Historian: Most NY State Battles
Were Ignored by History Books
By Raanan Geberer
Brooklyn Daily Eagle
BROOKLYN – If one has visited Empire-Fulton Ferry State Park recently, one certainly has seen a new historic sign commemorating the daring nighttime evacuation of George Washington’s Continental Army from Brooklyn after the Battle of Brooklyn.
This is part of the Revolutionary War Heritage Trail, a project of the state Office of Parks, Recreation and Historic Preservation that was begun in 2002. It is one of several Heritage Trails – others are dedicated to the Underground Railroad, Women’s Heritage and Theodore Roosevelt.
According to a spokesman for State Parks in Albany, signs are in the process of being put up all over the state. In Brooklyn, the signs are being put up with the support of Brooklyn College, the City University of New York, and a local nonprofit organization, Brooklyn Heritage Inc.
Among the other sites in Brooklyn earmarked for signs or already bearing them, he added, are Fort Greene Park, site of the Prison Ship Martyrs Memorial Monument; the Old Stone House in Park Slope, site of a fierce battle between British and American troops; and the Fort Hamilton Overlook in Bay Ridge, where American lookouts first saw British warships coming to invade New York.
In addition to historic pictures and maps, each sign has an extensive description about the nature of the historic site.
For example, the sign at the Fulton Ferry location says, in part, “Badly outnumbered and cornered by British troops under the command of Gen. William Howe, the Americans were on the brink of annihilation when Washington pulled off a daring nighttime withdrawal. At sundown on August 29, 1776, he quietly moved the remnants of his army, some 9.000 men, down from Brooklyn Heights to the Fulton Ferry Landing.
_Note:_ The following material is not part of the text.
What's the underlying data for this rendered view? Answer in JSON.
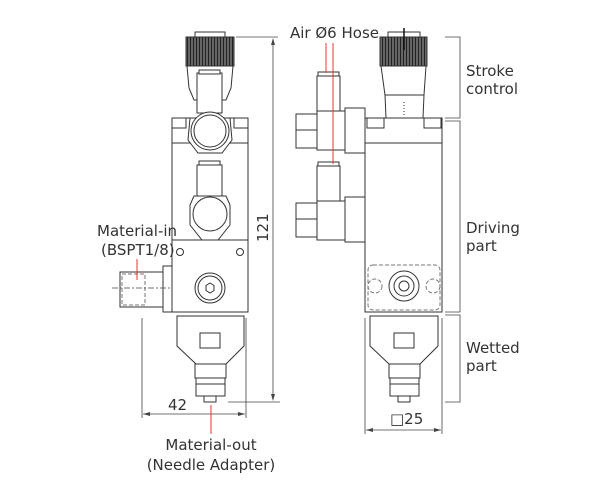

Throughout the night, covered by a thick fog, a regiment of fishermen  carried the men across to New York in rowboats, barges, sloops and canoes.”
Craig Smith, historian for the state parks department, said that the Battle of Brooklyn and other Revolutionary War battles in New York City and State, such as the Battle of White Plains, are becoming better known than they were in the past.
“Many 20th century textbooks didn’t give a lot of space to [the Battle of Brooklyn],” he said. “These battles didn’t fit the myth, started after the Civil War to bring the North and South together, that the Revolutionary War started in Boston, had a lot of fighting in the middle colonies [such as Delaware] and then ended in the South.
“As far as New York State is concerned, the books in most cases talked about the Battle of Saratoga [an American victory in 1777 that helped turned the tide of the war], and that’s it.”